I started off with a homemade ML in 10 weeks course. TL;DR, here’s the course, using content primarily from Hands-On Machine Learning with Scikit-Learn and TensorFlow and Andrew Ng’s Coursera course on ML:

- Chapter 2 End-to-End Machine Learning Project
- Chapter 3 Classification (precision/recall, multiclass)
- Text feature extraction (from sklearn docs)
- Chapter 4 Training Models (linear/logistic regression, regularization)
- Advice for Applying Machine Learning
- Chapter 5 SVMs (plus kernels)
- Chapter 6 Decision Trees (basics)
- Chapter 7 Ensemble Learning and Random Forests (xgboost, RandomForest)
-  Chapter 8 Dimensionality Reduction (PCA, t-SNE, LDA)
- Machine Learning System Design
(Google) Best Practices for ML Engineering A group of friends and I worked through this content at a cadence of one meeting every other Wednesday starting late June 2018 wrapping up at the end of 2018.

Deep learning resources

NLP resources

  • Kyunghyun Cho’s lecture notes on “Natural Language Processing with Representation Learning”: https://github.com/nyu-dl/NLP_DL_Lecture_Note/blob/master/lecture_note.pdf
  • Jacob Eisenstein’s textbook on “Natural Language Processing” (https://github.com/jacobeisenstein/gt-nlp-class/blob/master/notes/eisenstein-nlp-notes.pdf)

Brushing up on math

It’s easy to get intimated by the math in papers.
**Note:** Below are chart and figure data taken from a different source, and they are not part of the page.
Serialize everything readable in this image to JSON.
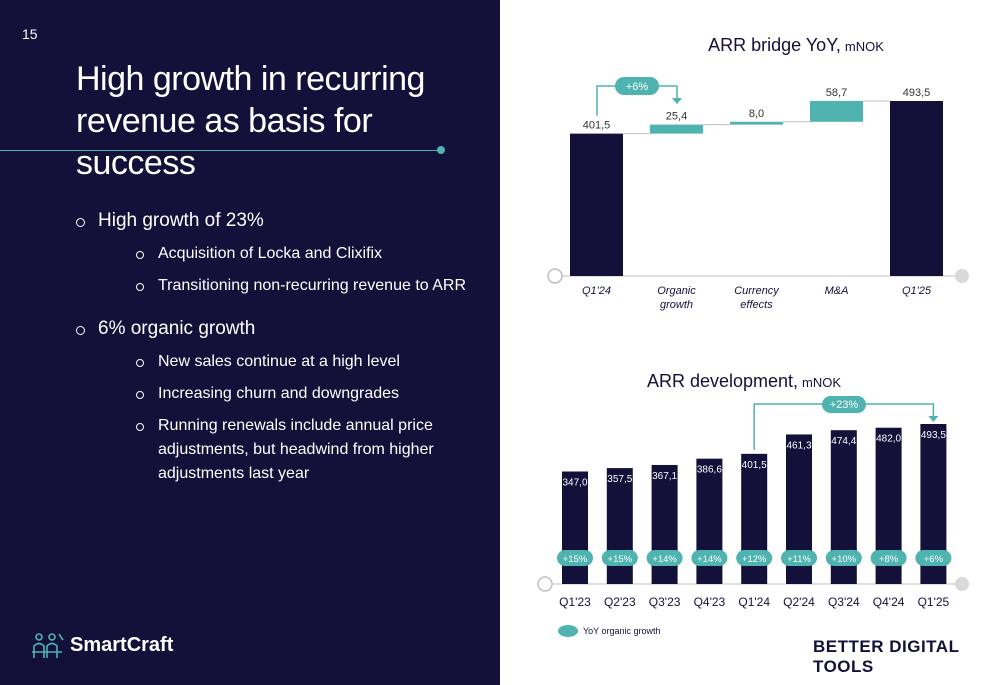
{
  "slide": {
    "page_number": "15",
    "headline": "High growth in recurring revenue as basis for success",
    "bullets": [
      {
        "text": "High growth of 23%",
        "subs": [
          "Acquisition of Locka and Clixifix",
          "Transitioning non-recurring revenue to ARR"
        ]
      },
      {
        "text": "6% organic growth",
        "subs": [
          "New sales continue at a high level",
          "Increasing churn and downgrades",
          "Running renewals include annual price adjustments, but headwind from higher adjustments last year"
        ]
      }
    ],
    "logo_text": "SmartCraft",
    "tagline": "BETTER DIGITAL TOOLS"
  },
  "colors": {
    "navy": "#13103a",
    "teal": "#4fb3b0",
    "grey": "#d9d9d9"
  },
  "chart_data": [
    {
      "type": "bar",
      "subtype": "waterfall",
      "title": "ARR bridge YoY,",
      "title_unit": "mNOK",
      "categories": [
        "Q1'24",
        "Organic growth",
        "Currency effects",
        "M&A",
        "Q1'25"
      ],
      "steps": [
        {
          "kind": "total",
          "value": 401.5,
          "label": "401,5"
        },
        {
          "kind": "delta",
          "value": 25.4,
          "label": "25,4"
        },
        {
          "kind": "delta",
          "value": 8.0,
          "label": "8,0"
        },
        {
          "kind": "delta",
          "value": 58.7,
          "label": "58,7"
        },
        {
          "kind": "total",
          "value": 493.5,
          "label": "493,5"
        }
      ],
      "annotation": "+6%"
    },
    {
      "type": "bar",
      "title": "ARR development,",
      "title_unit": "mNOK",
      "categories": [
        "Q1'23",
        "Q2'23",
        "Q3'23",
        "Q4'23",
        "Q1'24",
        "Q2'24",
        "Q3'24",
        "Q4'24",
        "Q1'25"
      ],
      "values": [
        347.0,
        357.5,
        367.1,
        386.6,
        401.5,
        461.3,
        474.4,
        482.0,
        493.5
      ],
      "value_labels": [
        "347,0",
        "357,5",
        "367,1",
        "386,6",
        "401,5",
        "461,3",
        "474,4",
        "482,0",
        "493,5"
      ],
      "growth_labels": [
        "+15%",
        "+15%",
        "+14%",
        "+14%",
        "+12%",
        "+11%",
        "+10%",
        "+8%",
        "+6%"
      ],
      "annotation": "+23%",
      "legend": "YoY organic growth"
    }
  ]
}
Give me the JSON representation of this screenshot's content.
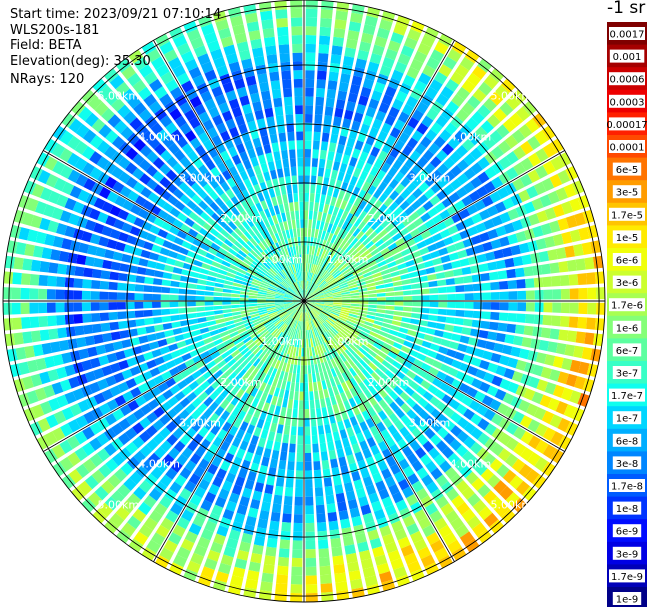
{
  "header": {
    "start_time": "Start time: 2023/09/21 07:10:14",
    "device": "WLS200s-181",
    "field": "Field: BETA",
    "elevation": "Elevation(deg): 35.30",
    "nrays": "NRays: 120"
  },
  "chart_data": {
    "type": "heatmap",
    "projection": "polar",
    "n_rays": 120,
    "range_ring_labels": [
      "1.00km",
      "2.00km",
      "3.00km",
      "4.00km",
      "5.00km"
    ],
    "range_rings_km": [
      1,
      2,
      3,
      4,
      5
    ],
    "max_range_km": 5.1,
    "spoke_angles_deg": [
      0,
      30,
      60,
      90,
      120,
      150,
      180,
      210,
      240,
      270,
      300,
      330
    ],
    "colorbar": {
      "unit_label": "-1 sr",
      "scale": "log",
      "tick_labels": [
        "0.0017",
        "0.001",
        "0.0006",
        "0.0003",
        "0.00017",
        "0.0001",
        "6e-5",
        "3e-5",
        "1.7e-5",
        "1e-5",
        "6e-6",
        "3e-6",
        "1.7e-6",
        "1e-6",
        "6e-7",
        "3e-7",
        "1.7e-7",
        "1e-7",
        "6e-8",
        "3e-8",
        "1.7e-8",
        "1e-8",
        "6e-9",
        "3e-9",
        "1.7e-9",
        "1e-9"
      ],
      "colors": [
        "#7f0000",
        "#a50000",
        "#cc0000",
        "#ee0000",
        "#ff2000",
        "#ff4a00",
        "#ff7400",
        "#ff9c00",
        "#ffc400",
        "#ffea00",
        "#f0ff0a",
        "#ccff2e",
        "#a8ff52",
        "#84ff78",
        "#5cffa0",
        "#38ffc6",
        "#10feee",
        "#00d6ff",
        "#00aeff",
        "#0086ff",
        "#005cff",
        "#0034ff",
        "#000cff",
        "#0000e4",
        "#0000b8",
        "#000088"
      ]
    },
    "beta_profile_by_range_km": [
      {
        "range_km": 0.0,
        "level": 0.46
      },
      {
        "range_km": 1.0,
        "level": 0.44
      },
      {
        "range_km": 1.5,
        "level": 0.42
      },
      {
        "range_km": 2.5,
        "level": 0.33
      },
      {
        "range_km": 3.5,
        "level": 0.25
      },
      {
        "range_km": 4.2,
        "level": 0.38
      },
      {
        "range_km": 4.6,
        "level": 0.5
      },
      {
        "range_km": 5.1,
        "level": 0.55
      }
    ]
  }
}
I found that taking the time to relearn linear algebra and some calculus has had compounding returns!

Paper reading

Once you’ve understood common concepts, the best way to keep up to date with research and continue learning beyond courses is by reading and reimplementing papers.

How to manage papers

I recommend you track papers either through Zotero or Mendeley. I started off using Zotero but switched Mendeley to share folders/papers in groups I was in. I don’t have a strong opinion on which one is better.
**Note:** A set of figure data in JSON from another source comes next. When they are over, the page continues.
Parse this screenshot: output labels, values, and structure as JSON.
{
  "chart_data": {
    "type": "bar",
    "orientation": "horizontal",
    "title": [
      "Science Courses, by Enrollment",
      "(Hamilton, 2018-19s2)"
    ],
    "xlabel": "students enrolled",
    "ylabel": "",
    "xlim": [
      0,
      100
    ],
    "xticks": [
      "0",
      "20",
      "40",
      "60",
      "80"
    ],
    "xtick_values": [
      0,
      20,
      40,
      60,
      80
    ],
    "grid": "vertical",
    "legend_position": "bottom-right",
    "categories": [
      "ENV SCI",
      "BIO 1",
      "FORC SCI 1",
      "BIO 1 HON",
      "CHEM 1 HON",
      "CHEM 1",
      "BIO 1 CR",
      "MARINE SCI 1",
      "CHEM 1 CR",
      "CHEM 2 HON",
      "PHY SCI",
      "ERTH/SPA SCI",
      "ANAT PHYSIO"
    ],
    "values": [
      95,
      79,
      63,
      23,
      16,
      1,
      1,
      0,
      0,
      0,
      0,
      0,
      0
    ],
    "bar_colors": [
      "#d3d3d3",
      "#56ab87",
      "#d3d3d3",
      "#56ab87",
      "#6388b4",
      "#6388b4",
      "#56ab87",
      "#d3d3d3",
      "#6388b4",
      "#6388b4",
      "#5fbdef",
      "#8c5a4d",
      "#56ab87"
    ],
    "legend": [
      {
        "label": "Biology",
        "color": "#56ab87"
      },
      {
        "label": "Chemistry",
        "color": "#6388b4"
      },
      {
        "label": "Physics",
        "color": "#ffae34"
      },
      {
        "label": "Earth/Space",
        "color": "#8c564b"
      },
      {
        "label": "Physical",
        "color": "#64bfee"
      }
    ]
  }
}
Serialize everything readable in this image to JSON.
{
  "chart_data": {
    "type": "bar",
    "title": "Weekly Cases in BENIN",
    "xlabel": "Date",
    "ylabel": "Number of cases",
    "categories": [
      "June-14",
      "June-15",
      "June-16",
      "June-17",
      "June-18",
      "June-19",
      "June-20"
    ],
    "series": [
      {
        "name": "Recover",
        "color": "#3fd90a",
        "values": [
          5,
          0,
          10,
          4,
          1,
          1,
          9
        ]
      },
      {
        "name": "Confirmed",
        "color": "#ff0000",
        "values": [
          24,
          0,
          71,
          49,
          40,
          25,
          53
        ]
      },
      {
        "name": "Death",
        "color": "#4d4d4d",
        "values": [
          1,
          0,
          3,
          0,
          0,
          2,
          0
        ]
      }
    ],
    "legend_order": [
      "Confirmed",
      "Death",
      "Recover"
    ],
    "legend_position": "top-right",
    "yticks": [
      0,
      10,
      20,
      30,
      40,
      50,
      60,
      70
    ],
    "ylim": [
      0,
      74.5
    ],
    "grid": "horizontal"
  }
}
How to figure out what to read? Check out these sources:

  • twitter - follow 20+ practitioners/researchers you admire on twitter to find interesting papers
  • ML subreddit
  • AI/DL fb groups
  • arXiv - there’s 10-20 new papers on arXiv every day for AI/computational linguistics so you could just browse arXiv every day for the latest papers in the topics you’re most interested in
  • AI blogs

How to read a paper:

  • your objective is to figure out quickly which papers NOT to read
  • spend time in the conclusions
  • try to answer the question what is novel?
  • create a reading group! Even just one other person can already save you 50% of the time.